Nasralla, Ramez 03 October 2013 (has links)
Injection of low-salinity water showed high potentials in improving oil recovery when compared to high-salinity water. However, the optimum water salinity and conditions are uncertain, due to the lack of understanding the mechanisms of fluid-rock interactions. The main objective of this study is to examine the potential and efficiency of low-salinity water in secondary and tertiary oil recovery for sandstone reservoirs. Similarly, this study aims to help in understanding the dominant mechanisms that aid in improving oil recovery by low-salinity waterflooding. Furthermore, the impact of cation type in injected brines on oil recovery was investigated. Coreflood experiments were conducted to determine the effect of water salinity and chemistry on oil recovery in the secondary and tertiary modes. The contact angle technique was used to study the impact of water salinity and composition on rock wettability. Moreover, the zeta potential at oil/brine and brine/rock interfaces was measured to explain the mechanism causing rock wettability alteration and improving oil recovery. Deionized water and different brines (from 500 to 174,000 mg/l), as well as single cation solutions were tested. Two types of crude oil with different properties and composition were used. Berea sandstone cores were utilized in the coreflood experiments. Coreflood tests indicated that injection of deionized water in the secondary mode resulted in significant oil recovery, up to 22% improvement, compared to seawater flooding.

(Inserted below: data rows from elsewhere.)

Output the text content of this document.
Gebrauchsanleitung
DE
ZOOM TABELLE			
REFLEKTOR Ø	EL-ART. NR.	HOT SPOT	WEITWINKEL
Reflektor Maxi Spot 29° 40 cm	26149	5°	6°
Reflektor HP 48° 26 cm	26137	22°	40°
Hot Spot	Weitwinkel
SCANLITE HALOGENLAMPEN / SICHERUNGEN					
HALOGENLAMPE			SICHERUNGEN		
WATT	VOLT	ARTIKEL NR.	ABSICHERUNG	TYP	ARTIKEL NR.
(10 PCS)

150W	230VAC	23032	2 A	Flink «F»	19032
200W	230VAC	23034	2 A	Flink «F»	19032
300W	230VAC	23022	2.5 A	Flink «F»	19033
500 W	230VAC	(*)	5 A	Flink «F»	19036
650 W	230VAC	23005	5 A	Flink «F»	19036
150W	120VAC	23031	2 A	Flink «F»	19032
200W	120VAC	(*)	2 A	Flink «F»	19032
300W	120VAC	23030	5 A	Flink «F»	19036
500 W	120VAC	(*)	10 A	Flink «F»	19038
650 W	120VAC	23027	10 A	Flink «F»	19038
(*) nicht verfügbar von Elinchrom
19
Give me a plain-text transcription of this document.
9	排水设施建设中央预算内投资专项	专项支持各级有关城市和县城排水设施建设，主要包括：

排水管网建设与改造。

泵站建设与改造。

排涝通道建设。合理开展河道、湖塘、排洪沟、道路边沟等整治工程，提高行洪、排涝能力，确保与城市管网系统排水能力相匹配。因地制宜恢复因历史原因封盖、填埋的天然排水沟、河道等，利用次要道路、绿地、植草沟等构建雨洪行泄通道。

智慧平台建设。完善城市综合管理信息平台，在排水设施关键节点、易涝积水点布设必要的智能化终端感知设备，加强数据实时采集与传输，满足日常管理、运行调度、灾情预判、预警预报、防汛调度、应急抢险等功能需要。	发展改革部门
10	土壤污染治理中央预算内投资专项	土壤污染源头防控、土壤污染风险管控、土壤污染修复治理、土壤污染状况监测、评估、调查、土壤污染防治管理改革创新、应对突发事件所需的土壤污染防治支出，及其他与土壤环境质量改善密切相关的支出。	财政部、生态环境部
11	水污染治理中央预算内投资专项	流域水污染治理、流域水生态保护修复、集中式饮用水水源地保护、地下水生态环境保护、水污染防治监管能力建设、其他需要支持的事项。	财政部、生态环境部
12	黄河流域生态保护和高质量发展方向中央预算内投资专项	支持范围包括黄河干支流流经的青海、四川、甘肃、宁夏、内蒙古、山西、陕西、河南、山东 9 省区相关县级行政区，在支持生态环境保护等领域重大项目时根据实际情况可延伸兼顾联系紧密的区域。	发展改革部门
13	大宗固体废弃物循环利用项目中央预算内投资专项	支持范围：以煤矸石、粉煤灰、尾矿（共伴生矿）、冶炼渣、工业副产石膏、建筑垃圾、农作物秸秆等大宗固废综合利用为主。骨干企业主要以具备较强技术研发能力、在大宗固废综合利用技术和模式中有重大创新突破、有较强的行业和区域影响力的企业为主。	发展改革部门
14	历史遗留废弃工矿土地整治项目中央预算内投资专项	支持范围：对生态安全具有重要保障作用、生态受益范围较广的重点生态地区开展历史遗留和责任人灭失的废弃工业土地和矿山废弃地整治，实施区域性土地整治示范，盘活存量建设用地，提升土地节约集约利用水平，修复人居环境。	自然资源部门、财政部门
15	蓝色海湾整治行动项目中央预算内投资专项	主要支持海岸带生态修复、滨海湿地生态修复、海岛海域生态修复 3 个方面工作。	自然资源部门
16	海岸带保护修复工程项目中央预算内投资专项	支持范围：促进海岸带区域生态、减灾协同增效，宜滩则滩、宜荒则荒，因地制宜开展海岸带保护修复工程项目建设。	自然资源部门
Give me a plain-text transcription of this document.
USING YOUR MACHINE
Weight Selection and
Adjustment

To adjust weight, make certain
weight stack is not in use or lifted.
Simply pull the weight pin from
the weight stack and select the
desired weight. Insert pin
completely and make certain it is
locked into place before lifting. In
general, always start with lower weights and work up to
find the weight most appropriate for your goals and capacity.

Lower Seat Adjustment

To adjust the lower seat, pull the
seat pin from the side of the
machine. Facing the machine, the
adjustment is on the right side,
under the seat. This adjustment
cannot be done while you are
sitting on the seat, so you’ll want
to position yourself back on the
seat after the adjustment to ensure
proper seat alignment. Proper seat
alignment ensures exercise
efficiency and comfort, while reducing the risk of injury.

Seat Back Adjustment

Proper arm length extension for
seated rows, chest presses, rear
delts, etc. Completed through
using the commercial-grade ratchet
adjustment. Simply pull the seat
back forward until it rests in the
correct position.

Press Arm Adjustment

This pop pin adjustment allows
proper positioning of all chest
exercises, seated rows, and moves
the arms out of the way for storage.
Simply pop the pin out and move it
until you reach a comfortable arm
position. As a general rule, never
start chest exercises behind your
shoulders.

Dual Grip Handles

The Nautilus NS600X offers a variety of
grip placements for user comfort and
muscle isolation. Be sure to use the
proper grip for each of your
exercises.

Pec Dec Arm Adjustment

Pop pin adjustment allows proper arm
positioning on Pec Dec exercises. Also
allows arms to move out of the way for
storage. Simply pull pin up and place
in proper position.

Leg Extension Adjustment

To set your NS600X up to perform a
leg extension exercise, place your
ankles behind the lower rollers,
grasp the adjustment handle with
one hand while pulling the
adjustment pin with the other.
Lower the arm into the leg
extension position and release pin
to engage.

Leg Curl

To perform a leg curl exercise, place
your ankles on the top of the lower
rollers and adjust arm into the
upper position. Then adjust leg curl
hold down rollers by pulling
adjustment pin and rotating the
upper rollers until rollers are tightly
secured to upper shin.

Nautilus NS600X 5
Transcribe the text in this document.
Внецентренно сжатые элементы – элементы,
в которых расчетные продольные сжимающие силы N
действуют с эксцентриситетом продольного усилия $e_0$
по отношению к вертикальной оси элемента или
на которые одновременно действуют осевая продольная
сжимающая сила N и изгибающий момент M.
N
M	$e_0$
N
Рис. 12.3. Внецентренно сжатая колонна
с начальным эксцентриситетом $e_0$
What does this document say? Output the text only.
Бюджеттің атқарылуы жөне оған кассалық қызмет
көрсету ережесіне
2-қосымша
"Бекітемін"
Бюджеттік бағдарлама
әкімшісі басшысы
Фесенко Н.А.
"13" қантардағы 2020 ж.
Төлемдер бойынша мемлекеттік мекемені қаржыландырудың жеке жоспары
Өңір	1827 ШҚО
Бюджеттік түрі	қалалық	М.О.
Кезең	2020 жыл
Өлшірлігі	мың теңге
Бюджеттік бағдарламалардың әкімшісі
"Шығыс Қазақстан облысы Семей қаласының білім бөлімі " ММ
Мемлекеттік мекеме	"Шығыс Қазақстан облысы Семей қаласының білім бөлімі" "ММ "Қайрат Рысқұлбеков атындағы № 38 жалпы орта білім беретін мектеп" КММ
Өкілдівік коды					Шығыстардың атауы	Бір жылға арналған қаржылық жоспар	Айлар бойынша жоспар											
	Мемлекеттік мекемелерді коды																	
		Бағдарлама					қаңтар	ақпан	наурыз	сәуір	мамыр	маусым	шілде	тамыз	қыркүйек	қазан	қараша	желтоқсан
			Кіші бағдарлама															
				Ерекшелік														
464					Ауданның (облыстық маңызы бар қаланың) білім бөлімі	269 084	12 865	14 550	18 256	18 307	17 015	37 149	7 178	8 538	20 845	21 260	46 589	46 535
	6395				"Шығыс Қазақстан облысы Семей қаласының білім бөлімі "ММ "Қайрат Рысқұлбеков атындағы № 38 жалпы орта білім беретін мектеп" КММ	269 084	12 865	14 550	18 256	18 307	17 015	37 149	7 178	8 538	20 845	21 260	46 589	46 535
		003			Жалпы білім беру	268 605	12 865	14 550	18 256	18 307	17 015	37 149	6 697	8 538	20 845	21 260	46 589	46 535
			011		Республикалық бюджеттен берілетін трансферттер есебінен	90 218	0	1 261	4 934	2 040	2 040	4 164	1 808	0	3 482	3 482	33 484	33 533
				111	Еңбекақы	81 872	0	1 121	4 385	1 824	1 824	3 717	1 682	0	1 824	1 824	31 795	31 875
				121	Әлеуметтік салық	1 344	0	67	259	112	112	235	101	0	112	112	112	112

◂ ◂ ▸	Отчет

However, no more oil was recovered in the tertiary mode. In addition, injection of NaCl solution increased the oil recovery compared to injection of CaCl2 or MgCl2 at the same concentration. Contact angle results demonstrated that low-salinity water has an impact on the rock wettability; the more reduction in water salinity, the more a water-wet rock surface is produced. In addition, NaCl solutions made the rock more water-wet compared to CaCl2 or MgCl2 at the same concentration. Low-salinity water and NaCl solutions showed a highly negative charge at rock/brine and oil/brine interfaces by zeta potential measurements, which results in greater repulsive forces between the oil and rock surface. This leads to double-layer expansion and water-wet systems. These results demonstrate that the double-layer expansion is a primary mechanism of improving oil recovery when water chemical composition is manipulated.